Even Chile’s regulators admit they are outmatched. Labor inspector Jorge Ampuero González oversees 30 remote farms with a staff of seven and no boats or helicopters. “Realistically, we can visit each center once a year, at most twice,” he told The Guardian. “It is tough to change things with these tools.”

Rivers Turned Red in Mapuche Territory
Salmon farming’s impacts reach far beyond the sea. The industry begins in freshwater ecosystems where fertilization and hatching occur. In regions such as Araucanía and Los Ríos, Mapuche communities say their rivers have been contaminated and their traditions disrupted.

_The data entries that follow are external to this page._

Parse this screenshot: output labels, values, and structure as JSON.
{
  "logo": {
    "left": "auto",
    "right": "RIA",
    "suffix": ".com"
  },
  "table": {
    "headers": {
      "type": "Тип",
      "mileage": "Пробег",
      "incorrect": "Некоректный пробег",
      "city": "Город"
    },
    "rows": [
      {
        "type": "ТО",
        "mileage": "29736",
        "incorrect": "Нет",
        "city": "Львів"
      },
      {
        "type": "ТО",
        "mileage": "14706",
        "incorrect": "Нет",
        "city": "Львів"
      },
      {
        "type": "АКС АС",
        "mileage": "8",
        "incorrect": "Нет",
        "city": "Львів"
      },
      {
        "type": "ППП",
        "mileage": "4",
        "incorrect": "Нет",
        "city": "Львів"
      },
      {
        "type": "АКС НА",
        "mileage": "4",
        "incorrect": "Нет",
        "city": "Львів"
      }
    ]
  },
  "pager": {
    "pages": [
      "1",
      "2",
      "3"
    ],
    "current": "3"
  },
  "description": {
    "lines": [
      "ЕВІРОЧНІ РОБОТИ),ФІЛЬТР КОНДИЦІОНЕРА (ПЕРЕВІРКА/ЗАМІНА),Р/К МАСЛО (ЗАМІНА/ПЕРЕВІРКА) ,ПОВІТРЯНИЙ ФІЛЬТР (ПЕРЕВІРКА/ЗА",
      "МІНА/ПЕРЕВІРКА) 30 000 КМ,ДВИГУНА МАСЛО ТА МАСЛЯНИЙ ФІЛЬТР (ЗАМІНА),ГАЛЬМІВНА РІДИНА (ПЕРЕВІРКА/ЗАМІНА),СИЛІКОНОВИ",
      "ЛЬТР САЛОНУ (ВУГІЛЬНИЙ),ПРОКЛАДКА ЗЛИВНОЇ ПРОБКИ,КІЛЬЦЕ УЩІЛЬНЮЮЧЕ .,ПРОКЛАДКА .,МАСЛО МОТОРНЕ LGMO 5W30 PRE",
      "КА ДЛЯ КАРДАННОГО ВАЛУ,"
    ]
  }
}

Near the Chesque River, the community of Chesque Alto has fought a long legal battle against a salmon company that has operated since 1998. In a wooden house by the river, Angelica Urrutia described what changed:
“Since the company set up shop, the fish in the river have disappeared, as has the rest of the wildlife, especially the birds. When they were forced to stop in 2021… the fish and other animals returned.”
Residents say parts of the Chesque have turned reddish and slimy, a pattern seen elsewhere near salmon facilities. Urrutia recalled four cows dying in 2005 after drinking near a drainage area. “The vet said they had ingested a lot of formalin,” she said, referring to a chemical widely used in Chilean salmon farming to kill parasites.
She says company representatives later offered to buy the family sheep. “They do this so they can continue to work in peace,” Urrutia told The Guardian. Some neighbors accepted similar “incentives.”
As a machi, an ancestral healer and spiritual authority, Urrutia sees the damage in cultural terms as well. “I can no longer gather the medicinal herbs that grow around the river,” she said. Sacred sites used for ceremonies have been polluted. During the company’s temporary shutdown, she said, “We were able to perform our sacred ceremonies in the river again. It was beautiful.”
The Cost Behind the Fillet
Chile’s salmon boom has connected remote fjords and rivers to global supply chains, feeding supermarket coolers from New York to Tokyo. But for communities such as Maullín and Chesque Alto, sustainability is not a marketing label; it is a diver who returns home alive, a river that doesn’t run red, a ceremony on uncontaminated shores.
And as long as the world’s demand for cheap salmon stays high, the invisible costs borne by workers, ecosystems, and Indigenous communities remain all too easy to ignore.